Our internal services will be responsible for the relocation of our office in the fall, the completion of our information management and information technologies strategy, and for exploring further the opportunities for shared services with other agents of Parliament.
Mr. Chair, one of the fundamental principles underpinning access to information is having an independent oversight of government decisions on disclosure. The Access to Information Act explicitly prescribes that the Information Commissioner “shall receive and investigate”—it's a positive legal obligation, which leaves me no discretion—the complaints of individuals who believe that their rights under the act have not been respected.
Even though I was able to decrease my inventory of complaints by close to 29% in the last four years, I still have about 2,000 files in my inventory at this time. At the same time, we are receiving more administrative complaints. We are up by 38% in the last fiscal year. In the last month alone, in April 2013, my office registered 277 complaints. The additional efficiencies I can now make will remain marginal.

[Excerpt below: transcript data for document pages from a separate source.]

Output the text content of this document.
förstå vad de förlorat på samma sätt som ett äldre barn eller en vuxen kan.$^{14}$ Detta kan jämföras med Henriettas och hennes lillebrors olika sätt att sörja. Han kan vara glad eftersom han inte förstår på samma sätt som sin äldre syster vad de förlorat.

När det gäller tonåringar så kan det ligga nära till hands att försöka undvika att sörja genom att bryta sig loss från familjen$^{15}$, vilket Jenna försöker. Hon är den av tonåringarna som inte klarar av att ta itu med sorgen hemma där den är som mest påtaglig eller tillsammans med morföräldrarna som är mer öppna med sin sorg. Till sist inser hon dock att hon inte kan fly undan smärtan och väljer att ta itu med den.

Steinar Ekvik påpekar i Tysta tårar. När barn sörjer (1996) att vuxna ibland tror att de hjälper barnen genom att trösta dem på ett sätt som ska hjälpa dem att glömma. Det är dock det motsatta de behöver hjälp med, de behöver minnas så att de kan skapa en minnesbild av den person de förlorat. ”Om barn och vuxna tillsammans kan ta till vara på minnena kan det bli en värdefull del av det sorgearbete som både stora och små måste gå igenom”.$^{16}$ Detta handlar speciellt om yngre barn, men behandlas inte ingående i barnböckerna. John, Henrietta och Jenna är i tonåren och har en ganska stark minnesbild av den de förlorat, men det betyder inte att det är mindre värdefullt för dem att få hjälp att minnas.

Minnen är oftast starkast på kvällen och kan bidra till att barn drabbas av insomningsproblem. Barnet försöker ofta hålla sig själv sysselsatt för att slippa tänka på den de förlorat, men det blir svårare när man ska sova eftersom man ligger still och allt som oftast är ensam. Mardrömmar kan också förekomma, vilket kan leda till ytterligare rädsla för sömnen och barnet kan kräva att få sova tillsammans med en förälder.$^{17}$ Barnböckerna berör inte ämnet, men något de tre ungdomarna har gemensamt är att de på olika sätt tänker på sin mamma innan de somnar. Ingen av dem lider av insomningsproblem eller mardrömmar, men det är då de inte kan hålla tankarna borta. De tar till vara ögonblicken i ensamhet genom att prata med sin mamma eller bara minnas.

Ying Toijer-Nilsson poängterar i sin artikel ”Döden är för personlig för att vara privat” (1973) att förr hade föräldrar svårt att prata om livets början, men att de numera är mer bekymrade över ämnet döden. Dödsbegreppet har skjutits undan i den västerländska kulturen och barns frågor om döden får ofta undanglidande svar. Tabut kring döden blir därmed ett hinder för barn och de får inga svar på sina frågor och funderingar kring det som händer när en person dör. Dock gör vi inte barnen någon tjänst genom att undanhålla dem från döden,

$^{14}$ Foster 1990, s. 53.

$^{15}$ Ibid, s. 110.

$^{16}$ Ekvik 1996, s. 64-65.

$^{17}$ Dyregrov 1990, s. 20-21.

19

When I appeared last year on the 2012-13 main estimates, I did not know whether my office's budget would be cut. In a letter to the Minister of Justice at the time, I wrote:
The overall conclusions of my review indicate that any reductions to the Office's existing funding envelope will potentially have significant adverse impacts on program results, including eroding the significant progress made over the last two years in reducing the inventory of longstanding cases and our ability to deal with the demands of our current inventory.
Hence, if you ask me today the question whether my budget is enough to accomplish my mandate, my answer is no.
In the coming months I will continue, however, to work to improve our performance to meet our ambitious targets, but I will also—and I feel I must—be seeking additional funds to ensure that the Office of the Information Commissioner can meet its obligations under the act. Frankly, Mr. Chair, I think if I did not do that, I would be acting irresponsibly.
With that, Mr. Chair, my colleague and I are here to answer your questions.